Film Review – Primer

“What’s worse, thinking you’re being paranoid or knowing you should be?”

Ever wanted to watch a film which will make you feel three foot tall intellectually? Ever looked forward to watching the credits role by having only the faintest of ideas as to what just happened? If this sounds agreeable then the extremely low budget time travel brain twister Primer is the film for you. In many ways this is a vicious little film which makes absolutely no concessions to the viewer – exposition simply doesn’t happen. Everything from the science jargon dialogue through to the characterisation is kept as authentic as possible and this can make for an uncomfortable viewing experience. Those unwilling to be tested to the very limits of their perceptive abilities will no doubt walk away incredulous that anyone could find any enjoyment in such gibberish. Others will simply stare open mouthed as drool trails down their gormless slack jawed mouths. No, to watch Primer successfully you will have to turn your mobile off, staple your eyelids open, inject caffeine into your ball bag, and be ready to hit the rewind button every ten minutes.

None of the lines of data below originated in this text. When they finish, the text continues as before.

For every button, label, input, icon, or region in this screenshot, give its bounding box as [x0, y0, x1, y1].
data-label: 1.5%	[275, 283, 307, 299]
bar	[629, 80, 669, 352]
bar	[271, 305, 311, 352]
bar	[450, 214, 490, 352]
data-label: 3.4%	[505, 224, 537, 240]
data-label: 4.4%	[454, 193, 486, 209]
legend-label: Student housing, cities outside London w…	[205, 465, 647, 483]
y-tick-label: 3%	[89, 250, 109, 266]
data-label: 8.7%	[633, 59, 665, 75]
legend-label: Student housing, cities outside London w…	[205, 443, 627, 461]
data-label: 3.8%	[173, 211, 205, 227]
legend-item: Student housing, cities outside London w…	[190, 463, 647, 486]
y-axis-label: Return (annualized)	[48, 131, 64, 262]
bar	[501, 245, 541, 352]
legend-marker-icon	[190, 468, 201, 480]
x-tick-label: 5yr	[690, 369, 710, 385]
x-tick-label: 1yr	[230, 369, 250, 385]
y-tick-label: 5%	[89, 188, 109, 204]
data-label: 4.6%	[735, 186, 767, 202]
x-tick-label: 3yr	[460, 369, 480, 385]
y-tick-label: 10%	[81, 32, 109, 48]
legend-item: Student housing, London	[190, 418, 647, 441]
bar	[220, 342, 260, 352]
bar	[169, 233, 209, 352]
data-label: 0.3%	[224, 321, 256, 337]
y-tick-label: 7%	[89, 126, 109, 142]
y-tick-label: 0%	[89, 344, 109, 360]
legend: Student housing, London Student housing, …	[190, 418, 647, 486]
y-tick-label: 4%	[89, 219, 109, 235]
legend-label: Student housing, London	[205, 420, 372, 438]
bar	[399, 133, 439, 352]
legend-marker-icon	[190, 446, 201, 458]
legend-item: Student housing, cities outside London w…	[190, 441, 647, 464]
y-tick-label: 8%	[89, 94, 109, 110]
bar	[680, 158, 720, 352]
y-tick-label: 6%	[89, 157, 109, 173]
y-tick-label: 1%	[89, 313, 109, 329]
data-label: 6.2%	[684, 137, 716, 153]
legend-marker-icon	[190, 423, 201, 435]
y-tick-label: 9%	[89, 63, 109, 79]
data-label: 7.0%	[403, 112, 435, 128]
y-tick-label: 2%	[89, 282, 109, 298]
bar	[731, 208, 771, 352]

Primer director Carruth (left) tries to explain his own screen play.

The plot centres around a pair of middle income office nobodies in an engineering firm who share the same disillusionment with their dead end jobs and the never ending grind of suburban existence. Despite their obviously superior intellects the two friends are stuck in a rut, stifled by the passive aggressive world of office politics under an incompetent line manager. Instead of the conventional mid life crisis the guys decide to start an A-Team style garage project to build a machine capable of producing an anti gravity field. As you would.

Director Shane Carruth has stated his intention to accurately reflect the real life discoveries of some of the most ground breaking inventions in history. Instead of taking place as we might imagine in super futuristic labs using machines as big as a house, discoveries with the greatest impact are more often stumbled upon – a bi-product of experiments which had entirely different aims. And so the anti gravity machine only bloody turns out to be capable of time travel.

In the first hour or so Primer plays fair and it is only the science and engineering jargon used by the main characters which baffles. Then – like some kind of barbed brain whisk jammed right into your ear hole – it hits you. Suddenly doppelgangers are dropping out of the woodworks, the characters are double crossing each other left right and center without any previous indication they would do so. Before long multiple time travel paradoxes have be stacked up on top of each other, each one counter acting the other,  until it all starts to scramble your puny brain. Primer works full time to add more and more layers of confusion through quick editing, vital dialogue being obscured as characters argue over the top of each other, and a less than helpful narrator. It’s a little comforting when the characters themselves begin to lose their own understanding of simple words as an effect of the time jumping.

While some of this bamboozling is artistically well executed, other parts appear  more a consequence of the amateur set up and occasionally hinder your participation as a viewer. When debating a point of contention the science geeks do what science geeks do best – arrogantly talking over each other, refusing to acknowledge anyone else’s opinion. This unfairly makes an already complex stream of dialogue virtually impossible to get to grips with. As the time line twists and knots into a mental labyrinth each scene flies by with increasing pace giving your flagging brain box little time to catch up. It’s a little unfortunate that such an ambitious and confusing plot has been squeezed into just over an hour of run time – Primer surely would have benefited from an extra twenty minutes or so.

Despite the unpleasant feeling of having your neurons twisted into a million knots and your limited modern age attention span humiliatingly exposed, it is eventually rewarding to unravel the labyrinthine plot and begin to connect some of the more subtle twists.

If the time travel reduces you to a gibbering wreck there is also a a more conventional story hidden away resting on the relationship between the two principal friends. In keeping with the almost documentary style realism the relationship is an honest and well observed collapse of two every-man chums pulled apart as they reach for power and wealth. As any disillusioned lower income drone would probably do given the power of a time machine, the friends set straight to the task of making themselves rich, getting drunk and thinking up ways to bring retribution down on their boss. Not having established any long term goals or having thought through the ethical implications of fucking about with causality the time machine becomes the answer to every argument and soon the paradoxes build up.

Given the minuscule budget – just $15,000 – director Shane Carruth has worked wonders in building a such an intellectually challenging film simply from intricate writing. Being shot in what appears to be the American equivalent of Slough, and using amateur actors (Carruth takes the lead), the whole project has an unlikely do-it-yourself ethic especially when attempting something as complex as a time travel story.

To paraphrase another review: if you can fully understand the plot of Primer on the first viewing then you are either a clairvoyant or a liar. It is not a question of having advanced perceptive skills or even having a sound grasp of Physics at an academic level. The time travel paradoxes simply pile up too fast for anyone to fully comprehend without watching the film several times over, or seeking out an explanation on the internet. Perhaps with a few repeat viewings what is already a fascinating,original and trail blazing film will become even more enjoyable.